You might begin by placing a dollar on an even-money bet like “red” in roulette. If you win, great. You’ve made a dollar profit. If you lose, you bet $2 on red the next time. Should you win
this
time, you get twice that back, or $4. Notice that $4 is a dollar more than the $2 plus $1 total that you have wagered.

Should you lose again, you place a new bet for $4. Win this time, and you get $8, for a $1 profit (you’ve then bet $7 total). Lose again, and you bet $8…then $16…$32…$64…An unlucky streak has to end sometime. When it does, you are guaranteed to be a dollar ahead. Repeat as desired.

The eighteenth-century journalist, gambler, and scoundrel Casanova used martingale in the Venetian casinos. He was playing a card game called Faro that offered even-money bets with little or no house advantage. Casanova was mostly betting the money of his mistress, the wealthy young nun he calls M—M—. “I still played on the martingale,” Casanova wrote, “but with such bad luck that I was soon left without a sequin. As I shared my property with M—M—I was obliged to tell her of my losses, and it was at her request that I sold all her diamonds, losing what I got for them; she had now only five hundred sequins by her.” This dashed M—M—’s hope of escaping the convent to marry Casanova—a long shot in any case, as the rest of the memoir makes clear.
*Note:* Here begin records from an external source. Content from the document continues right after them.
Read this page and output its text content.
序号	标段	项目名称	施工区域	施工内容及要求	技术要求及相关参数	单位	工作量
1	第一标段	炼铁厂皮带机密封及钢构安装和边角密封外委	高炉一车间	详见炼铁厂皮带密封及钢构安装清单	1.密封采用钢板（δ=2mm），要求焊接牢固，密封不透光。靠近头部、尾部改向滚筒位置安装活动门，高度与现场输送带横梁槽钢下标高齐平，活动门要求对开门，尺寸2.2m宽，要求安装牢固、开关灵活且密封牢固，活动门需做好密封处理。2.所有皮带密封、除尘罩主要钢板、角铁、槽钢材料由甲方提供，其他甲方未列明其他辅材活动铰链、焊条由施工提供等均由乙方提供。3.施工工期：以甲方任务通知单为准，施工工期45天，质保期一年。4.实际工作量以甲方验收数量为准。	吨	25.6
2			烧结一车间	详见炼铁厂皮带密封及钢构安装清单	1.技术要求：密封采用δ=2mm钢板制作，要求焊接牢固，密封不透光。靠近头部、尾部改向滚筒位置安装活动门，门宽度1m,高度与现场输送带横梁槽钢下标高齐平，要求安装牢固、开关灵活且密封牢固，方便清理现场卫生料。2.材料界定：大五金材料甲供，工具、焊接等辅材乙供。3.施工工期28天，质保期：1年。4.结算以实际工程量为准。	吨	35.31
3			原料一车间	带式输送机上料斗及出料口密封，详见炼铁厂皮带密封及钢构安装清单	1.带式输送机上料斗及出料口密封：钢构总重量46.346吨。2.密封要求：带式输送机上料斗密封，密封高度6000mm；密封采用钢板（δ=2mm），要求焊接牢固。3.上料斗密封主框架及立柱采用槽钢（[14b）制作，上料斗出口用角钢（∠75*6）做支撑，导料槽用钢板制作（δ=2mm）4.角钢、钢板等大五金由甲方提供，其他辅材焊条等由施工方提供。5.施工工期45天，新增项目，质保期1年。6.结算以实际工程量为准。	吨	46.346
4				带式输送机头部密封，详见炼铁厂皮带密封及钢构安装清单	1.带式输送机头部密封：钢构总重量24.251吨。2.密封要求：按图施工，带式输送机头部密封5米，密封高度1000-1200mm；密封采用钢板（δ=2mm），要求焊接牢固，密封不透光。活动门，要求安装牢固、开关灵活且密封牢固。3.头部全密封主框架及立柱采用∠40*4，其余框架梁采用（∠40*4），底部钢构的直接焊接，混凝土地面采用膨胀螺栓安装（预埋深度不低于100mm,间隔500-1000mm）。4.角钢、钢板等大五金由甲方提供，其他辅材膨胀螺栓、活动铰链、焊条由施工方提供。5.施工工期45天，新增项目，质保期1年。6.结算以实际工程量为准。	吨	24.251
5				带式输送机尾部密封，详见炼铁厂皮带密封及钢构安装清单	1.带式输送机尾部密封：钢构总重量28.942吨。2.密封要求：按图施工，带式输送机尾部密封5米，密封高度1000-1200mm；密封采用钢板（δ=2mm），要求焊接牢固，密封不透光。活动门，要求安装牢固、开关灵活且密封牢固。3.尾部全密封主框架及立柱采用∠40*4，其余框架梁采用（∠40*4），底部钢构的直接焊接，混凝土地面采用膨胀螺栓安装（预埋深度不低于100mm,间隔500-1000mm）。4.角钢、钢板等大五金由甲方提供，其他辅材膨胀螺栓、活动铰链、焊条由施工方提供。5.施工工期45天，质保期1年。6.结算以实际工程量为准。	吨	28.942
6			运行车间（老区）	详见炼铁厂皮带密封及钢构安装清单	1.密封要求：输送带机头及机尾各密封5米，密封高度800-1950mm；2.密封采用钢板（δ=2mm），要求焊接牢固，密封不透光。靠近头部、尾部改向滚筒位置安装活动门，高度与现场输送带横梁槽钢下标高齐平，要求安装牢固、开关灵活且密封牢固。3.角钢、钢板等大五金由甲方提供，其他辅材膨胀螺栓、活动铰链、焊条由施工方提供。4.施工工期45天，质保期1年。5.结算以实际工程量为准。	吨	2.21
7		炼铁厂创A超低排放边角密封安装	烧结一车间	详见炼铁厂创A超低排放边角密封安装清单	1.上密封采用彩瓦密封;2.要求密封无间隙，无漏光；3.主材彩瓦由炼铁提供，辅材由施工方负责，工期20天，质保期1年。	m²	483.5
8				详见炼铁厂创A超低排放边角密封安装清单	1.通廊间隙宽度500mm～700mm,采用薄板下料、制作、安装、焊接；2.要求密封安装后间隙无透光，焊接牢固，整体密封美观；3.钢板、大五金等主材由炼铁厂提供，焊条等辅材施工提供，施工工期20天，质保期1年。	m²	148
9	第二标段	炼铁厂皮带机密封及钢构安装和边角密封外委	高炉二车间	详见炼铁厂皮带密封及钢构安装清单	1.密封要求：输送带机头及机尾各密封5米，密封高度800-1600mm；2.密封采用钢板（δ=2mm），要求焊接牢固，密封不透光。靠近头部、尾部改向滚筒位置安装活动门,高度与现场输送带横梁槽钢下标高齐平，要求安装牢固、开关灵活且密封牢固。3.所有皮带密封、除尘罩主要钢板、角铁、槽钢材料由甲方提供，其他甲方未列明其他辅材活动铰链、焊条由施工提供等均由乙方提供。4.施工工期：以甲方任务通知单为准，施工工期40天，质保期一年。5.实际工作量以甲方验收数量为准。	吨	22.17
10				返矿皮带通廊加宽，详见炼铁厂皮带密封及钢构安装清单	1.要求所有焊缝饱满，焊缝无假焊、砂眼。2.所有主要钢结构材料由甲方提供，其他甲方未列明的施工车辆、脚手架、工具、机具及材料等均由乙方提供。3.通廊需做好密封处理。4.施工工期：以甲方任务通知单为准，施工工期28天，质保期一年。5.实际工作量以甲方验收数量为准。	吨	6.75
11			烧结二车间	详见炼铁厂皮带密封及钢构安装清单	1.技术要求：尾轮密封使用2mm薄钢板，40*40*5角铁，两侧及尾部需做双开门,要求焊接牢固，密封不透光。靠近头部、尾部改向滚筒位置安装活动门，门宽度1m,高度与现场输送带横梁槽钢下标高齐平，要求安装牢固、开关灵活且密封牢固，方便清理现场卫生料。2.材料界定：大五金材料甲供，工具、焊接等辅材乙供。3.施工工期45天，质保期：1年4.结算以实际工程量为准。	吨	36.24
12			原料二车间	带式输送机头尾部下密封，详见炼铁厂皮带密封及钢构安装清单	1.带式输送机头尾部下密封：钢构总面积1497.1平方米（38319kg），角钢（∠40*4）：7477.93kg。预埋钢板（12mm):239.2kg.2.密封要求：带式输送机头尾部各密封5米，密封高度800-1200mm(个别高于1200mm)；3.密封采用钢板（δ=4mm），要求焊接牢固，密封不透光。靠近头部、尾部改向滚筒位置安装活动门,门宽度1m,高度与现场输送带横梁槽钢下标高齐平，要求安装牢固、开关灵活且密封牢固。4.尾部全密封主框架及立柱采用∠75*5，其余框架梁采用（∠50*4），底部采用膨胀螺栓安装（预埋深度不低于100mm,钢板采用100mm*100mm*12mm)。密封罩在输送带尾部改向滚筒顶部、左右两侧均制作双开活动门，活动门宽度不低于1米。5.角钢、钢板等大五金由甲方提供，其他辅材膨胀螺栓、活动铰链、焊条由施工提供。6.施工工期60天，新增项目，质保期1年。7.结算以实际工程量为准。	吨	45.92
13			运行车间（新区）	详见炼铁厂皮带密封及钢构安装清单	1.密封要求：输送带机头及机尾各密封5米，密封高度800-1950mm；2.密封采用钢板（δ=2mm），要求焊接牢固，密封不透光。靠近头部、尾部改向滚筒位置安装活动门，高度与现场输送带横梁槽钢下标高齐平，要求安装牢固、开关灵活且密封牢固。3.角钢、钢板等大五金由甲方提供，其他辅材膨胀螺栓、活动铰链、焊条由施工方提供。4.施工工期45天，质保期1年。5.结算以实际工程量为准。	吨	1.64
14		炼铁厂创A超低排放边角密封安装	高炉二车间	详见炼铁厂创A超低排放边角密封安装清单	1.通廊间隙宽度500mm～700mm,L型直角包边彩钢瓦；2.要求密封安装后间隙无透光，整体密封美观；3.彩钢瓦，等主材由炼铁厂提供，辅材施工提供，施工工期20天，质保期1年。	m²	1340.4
Far from preventing gambler’s ruin, martingale
accelerates
it. The amount a losing player must bet is soon $128…$256…$512…Either the player runs out of money (or nerve), or the casino refuses the bet as too large. That leaves the martingale player with no way of recouping the string of losses.

 

 

In the days of the Wild West, faro dealers traveled from saloon to saloon setting up portable betting layouts. Most of those faro dealers were cheats, it appears. The game survived into the early days of legalized gambling in Nevada. Faro still lured players who thought themselves smart for playing a game with no house advantage. The movie producer Carl Laemmle once staked Nick the Greek to three months of playing faro in Reno. Nick lost everything. So did an anonymous California woman in a tale told by Reno casino proprietor Harold S. Smith, Sr. (whom we are about to meet). The California woman was so addicted to faro that she was seen in Reno every weekend. It was a marvel how she could play for twelve hours straight.

The woman began dispensing with her trips home to California. Her real life was at the faro tables. After her husband divorced her, the woman moved to Reno full-time. She burned her way through a $50,000 divorce settlement. Then she turned prostitute on Douglas Alley to feed her gambling habit. As Smith told it,

she wasn’t any bargain beauty and the Line was open in Reno then with attractive young women selling for $3. Our woman had to offer cut rates and take what she could get. She sold herself for 50 cents an act. Fifty cents—the minimum bet on the Faro table, which—if it won—would pay exactly fifty cents.